A violação de direitos humanos em Odemira


As autoridades portuguesas têm vindo a olhar para o lado em relação ao que se passa em Odemira. Agora sabe-se que em lugar de protegerem os migrantes, as forças de segurança ainda exercem sevícias sobre os mesmos.


Há duas semanas critiquei neste jornal a junção da Justiça com a Administração Interna, tendo referido que essa junção “é extremamente perigosa para o Estado de Direito, precisamente pela confusão que estabelece entre valores fundamentais do Estado, como a Justiça e a Segurança, que muitas vezes conflituam entre si”. Nessa altura antecipei que passaria uma imagem terrível a nível internacional se ocorresse neste momento um episódio como a morte do cidadão ucraniano Ihor Homenyuk nas instalações do SEF. Disse então que “a primeira coisa que se salientaria a nível mundial seria que a autoridade policial que iria investigar o crime e a autoridade policial sob investigação tinham exactamente a mesma tutela governamental”.

Passados quinze dias, o país foi efectivamente confrontado com um episódio muito grave relativamente a alegadas violações de direitos humanos, praticados por uma força policial, sobre migrantes em Odemira. Segundo foi noticiado, vários imigrantes asiáticos teriam sido sujeitos a sevícias por agentes da GNR, as quais teriam passado inclusivamente pela utilização de gás pimenta. Trata-se de uma situação muito grave, em termos de violação de direitos humanos, uma vez que o gás pimenta é uma arma antimotim, correspondendo a um gás lacrimogéneo, que pode causar irritação nos olhos, cegueira, sensação de pânico, e em alguns casos até a morte. A sua utilização pelas forças de segurança, fora de um quadro de defesa contra motins, constitui por isso uma gravíssima violação de direitos humanos, cujas responsabilidades têm que apuradas até às últimas consequências.

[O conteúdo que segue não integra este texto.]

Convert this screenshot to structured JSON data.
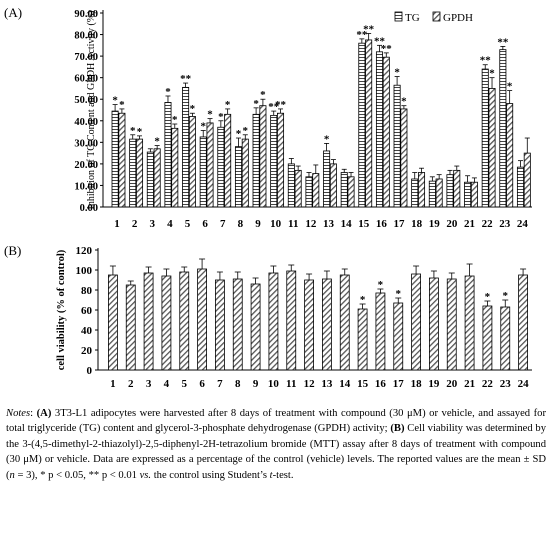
{
  "chart_data": [
    {
      "type": "bar",
      "panel_label": "(A)",
      "ylabel": "Inhibition of TG Content and GPDH Activity (%)",
      "ylim": [
        0,
        90
      ],
      "yticks": [
        "0.00",
        "10.00",
        "20.00",
        "30.00",
        "40.00",
        "50.00",
        "60.00",
        "70.00",
        "80.00",
        "90.00"
      ],
      "categories": [
        "1",
        "2",
        "3",
        "4",
        "5",
        "6",
        "7",
        "8",
        "9",
        "10",
        "11",
        "12",
        "13",
        "14",
        "15",
        "16",
        "17",
        "18",
        "19",
        "20",
        "21",
        "22",
        "23",
        "24"
      ],
      "legend_position": "top-right",
      "series": [
        {
          "name": "TG",
          "values": [
            44.5,
            31.5,
            25.5,
            48.5,
            55.5,
            32.5,
            37,
            28,
            43,
            42.5,
            20,
            14,
            26,
            16,
            76,
            72,
            56.5,
            13,
            12,
            15,
            11.5,
            64,
            73,
            18.5
          ],
          "errors": [
            3,
            2,
            1.5,
            3,
            2,
            3,
            3,
            4,
            3,
            2,
            2.5,
            2,
            3.5,
            1.5,
            2,
            3,
            4,
            3,
            2,
            2,
            3,
            2,
            1.5,
            3
          ],
          "sig": [
            "*",
            "*",
            "",
            "*",
            "**",
            "*",
            "*",
            "*",
            "*",
            "**",
            "",
            "",
            "*",
            "",
            "**",
            "**",
            "*",
            "",
            "",
            "",
            "",
            "**",
            "**",
            ""
          ]
        },
        {
          "name": "GPDH",
          "values": [
            43.5,
            31.5,
            27,
            36.5,
            42,
            39,
            43,
            31.5,
            47,
            43.5,
            17,
            15.5,
            20,
            14,
            77.5,
            69.5,
            45.5,
            16,
            13,
            17,
            11.5,
            55,
            48,
            25
          ],
          "errors": [
            2,
            1.5,
            1.5,
            2,
            1.5,
            2,
            2.5,
            2,
            3,
            2,
            2,
            4,
            2,
            2,
            3,
            2,
            1.5,
            2,
            2,
            2,
            2,
            5,
            6,
            7
          ],
          "sig": [
            "*",
            "*",
            "*",
            "*",
            "*",
            "*",
            "*",
            "*",
            "*",
            "**",
            "",
            "",
            "",
            "",
            "**",
            "**",
            "*",
            "",
            "",
            "",
            "",
            "*",
            "*",
            ""
          ]
        }
      ]
    },
    {
      "type": "bar",
      "panel_label": "(B)",
      "ylabel": "cell viability (% of control)",
      "ylim": [
        0,
        120
      ],
      "yticks": [
        "0",
        "20",
        "40",
        "60",
        "80",
        "100",
        "120"
      ],
      "categories": [
        "1",
        "2",
        "3",
        "4",
        "5",
        "6",
        "7",
        "8",
        "9",
        "10",
        "11",
        "12",
        "13",
        "14",
        "15",
        "16",
        "17",
        "18",
        "19",
        "20",
        "21",
        "22",
        "23",
        "24"
      ],
      "series": [
        {
          "values": [
            95,
            85,
            97,
            94,
            98,
            101,
            90,
            91,
            86,
            97,
            99,
            90,
            91,
            95,
            61,
            77,
            67,
            96,
            92,
            91,
            94,
            64,
            63,
            95
          ],
          "errors": [
            9,
            4,
            6,
            7,
            5,
            10,
            8,
            7,
            6,
            7,
            6,
            6,
            8,
            6,
            5,
            4,
            5,
            8,
            7,
            6,
            12,
            5,
            7,
            6
          ],
          "sig": [
            "",
            "",
            "",
            "",
            "",
            "",
            "",
            "",
            "",
            "",
            "",
            "",
            "",
            "",
            "*",
            "*",
            "*",
            "",
            "",
            "",
            "",
            "*",
            "*",
            ""
          ]
        }
      ]
    }
  ],
  "notes": {
    "label": "Notes",
    "t1": ": ",
    "b1": "(A)",
    "t2": " 3T3-L1 adipocytes were harvested after 8 days of treatment with compound (30 μM) or vehicle, and assayed for total triglyceride (TG) content and glycerol-3-phosphate dehydrogenase (GPDH) activity; ",
    "b2": "(B)",
    "t3": " Cell viability was determined by the 3-(4,5-dimethyl-2-thiazolyl)-2,5-diphenyl-2H-tetrazolium bromide (MTT) assay after 8 days of treatment with compound (30 μM) or vehicle. Data are expressed as a percentage of the control (vehicle) levels. The reported values are the mean ± SD (",
    "n": "n",
    "t4": " = 3), * p < 0.05, ** p < 0.01 ",
    "vs": "vs.",
    "t5": " the control using Student’s ",
    "t": "t",
    "t6": "-test."
  }
}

Há bastante tempo que a situação em Odemira tem preocupado a Ordem dos Advogados, especialmente a sua Comissão de Direitos Humanos. A situação foi potenciada pela Resolução do Conselho de Ministros 179/2019, de 24 de Outubro de 2019, que estabeleceu um regime especial e transitório aplicável ao Aproveitamento Hidroagrícola do Vale do Mira, em pleno Parque Natural do Sudoeste Alentejano e da Costa Vicentina. Essa Resolução permitiu durante dez anos a colocação de alojamentos de trabalhadores no parque natural, os quais foram equiparados a construções complementares de actividade agrícola. Nessas instalações foi permita a colocação de 16 trabalhadores em cada unidade de alojamento, sendo que cada um disporia apenas de um espaço no dormitório de 3,4 metros. A Assembleia Municipal de Odemira aprovou, logo em Novembro de 2019, uma moção em que todos os eleitos manifestavam “a sua mais profunda indignação sobre a Resolução do Conselho de Ministros 179/2019”, e a sua preocupação “que não seja fixado limite máximo (global) de colocação de trabalhadores agrícolas em alojamentos temporários nas explorações agrícolas”.

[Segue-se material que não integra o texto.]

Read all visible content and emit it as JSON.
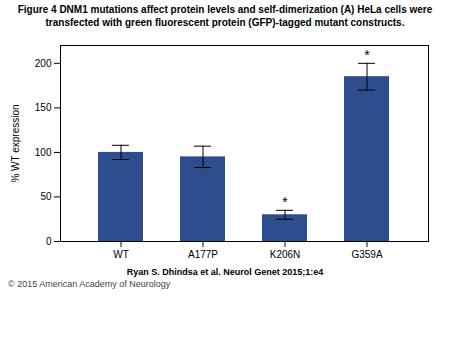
{
  "chart_data": {
    "type": "bar",
    "title": "Figure 4 DNM1 mutations affect protein levels and self-dimerization (A) HeLa cells were",
    "subtitle": "transfected with green fluorescent protein (GFP)-tagged mutant constructs.",
    "categories": [
      "WT",
      "A177P",
      "K206N",
      "G359A"
    ],
    "values": [
      100,
      95,
      30,
      185
    ],
    "errors": [
      8,
      12,
      5,
      15
    ],
    "color": "#2e4d8e",
    "ylabel": "% WT expression",
    "ylim": [
      0,
      220
    ],
    "yticks": [
      0,
      50,
      100,
      150,
      200
    ],
    "annotations": [
      {
        "category": "K206N",
        "text": "*"
      },
      {
        "category": "G359A",
        "text": "*"
      }
    ],
    "notes": [
      "Ryan S. Dhindsa et al. Neurol Genet 2015;1:e4",
      "© 2015 American Academy of Neurology"
    ]
  }
}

Naturalmente que, após o surgimento da pandemia, essa situação de sobrelotação iria potenciar um grave surto de Covid-19 entre esses trabalhadores, como efectivamente se verificou. A resposta do Governo foi, no entanto, absolutamente desastrosa, passando pela requisição total de um equipamento turístico, com habitações que estavam a ser utilizadas pelos seus titulares, que eram assim privados do seu domicílio para o mesmo passar a ser ocupado por terceiros. Posteriormente a requisição acabou por ser restrita às habitações desocupadas, mas a medida causou justo receio de que o direito à inviabilidade do domicílio tivesse deixado de ser respeitado em Portugal.

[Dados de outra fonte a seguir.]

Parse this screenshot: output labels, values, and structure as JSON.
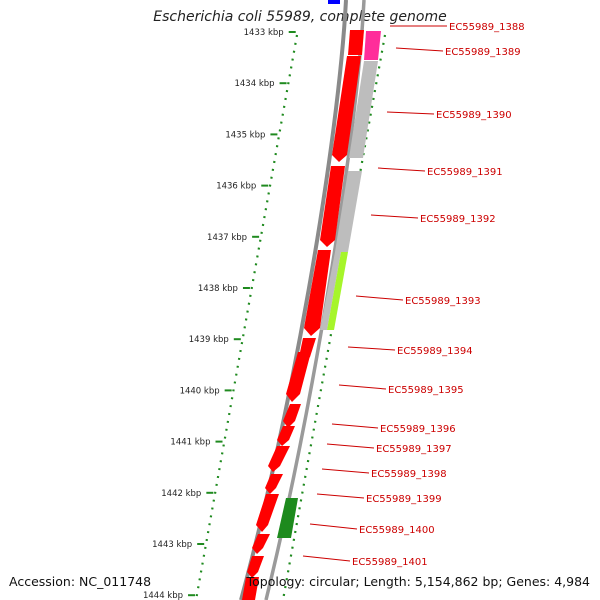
{
  "title": "Escherichia coli 55989, complete genome",
  "accession": "Accession: NC_011748",
  "topology": "Topology: circular; Length: 5,154,862 bp; Genes: 4,984",
  "ticks": [
    "1433 kbp",
    "1434 kbp",
    "1435 kbp",
    "1436 kbp",
    "1437 kbp",
    "1438 kbp",
    "1439 kbp",
    "1440 kbp",
    "1441 kbp",
    "1442 kbp",
    "1443 kbp",
    "1444 kbp"
  ],
  "genes": [
    "EC55989_1388",
    "EC55989_1389",
    "EC55989_1390",
    "EC55989_1391",
    "EC55989_1392",
    "EC55989_1393",
    "EC55989_1394",
    "EC55989_1395",
    "EC55989_1396",
    "EC55989_1397",
    "EC55989_1398",
    "EC55989_1399",
    "EC55989_1400",
    "EC55989_1401"
  ],
  "colors": {
    "cds": "#ff0000",
    "ruler": "#1f8a1f",
    "label": "#cc0000",
    "backbone": "#888888",
    "magenta": "#ff2d9a",
    "lime": "#a6f52a",
    "dark_green": "#1d8a1d",
    "blue": "#0000ff",
    "grey_feature": "#bbbbbb"
  }
}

Entretanto, ficou a saber-se as condições de verdadeira exploração a que os trabalhadores migrantes eram sujeitos. Segundo averiguou a Comissão de Direitos Humanos da Ordem dos Advogados, estes trabalhadores são recrutados por intermediários, que lhes cobram avultadas quantias por um contrato-promessa de trabalho. Não possuem documentação que lhes permita o acesso à saúde ou a qualquer ajuda da segurança social, vivendo sem protecção laboral e em alojamentos sem as adequadas condições de habitabilidade e salubridade. Apesar disso, existe um clima de submissão e silêncio entre os migrantes, em virtude de pretenderem obter a legalização que lhes permitiria uma vida melhor na Europa, que os leva a não reagir contra a exploração de que são vítimas.

As autoridades portuguesas têm vindo a olhar para o lado em relação ao que se passa em Odemira. Agora sabe-se que em lugar de protegerem os migrantes, as forças de segurança ainda exercem sevícias sobre os mesmos. É mais do que tempo de a nossa Justiça se separar da Administração Interna e actuar rapidamente para proteger os migrantes e punir os infractores.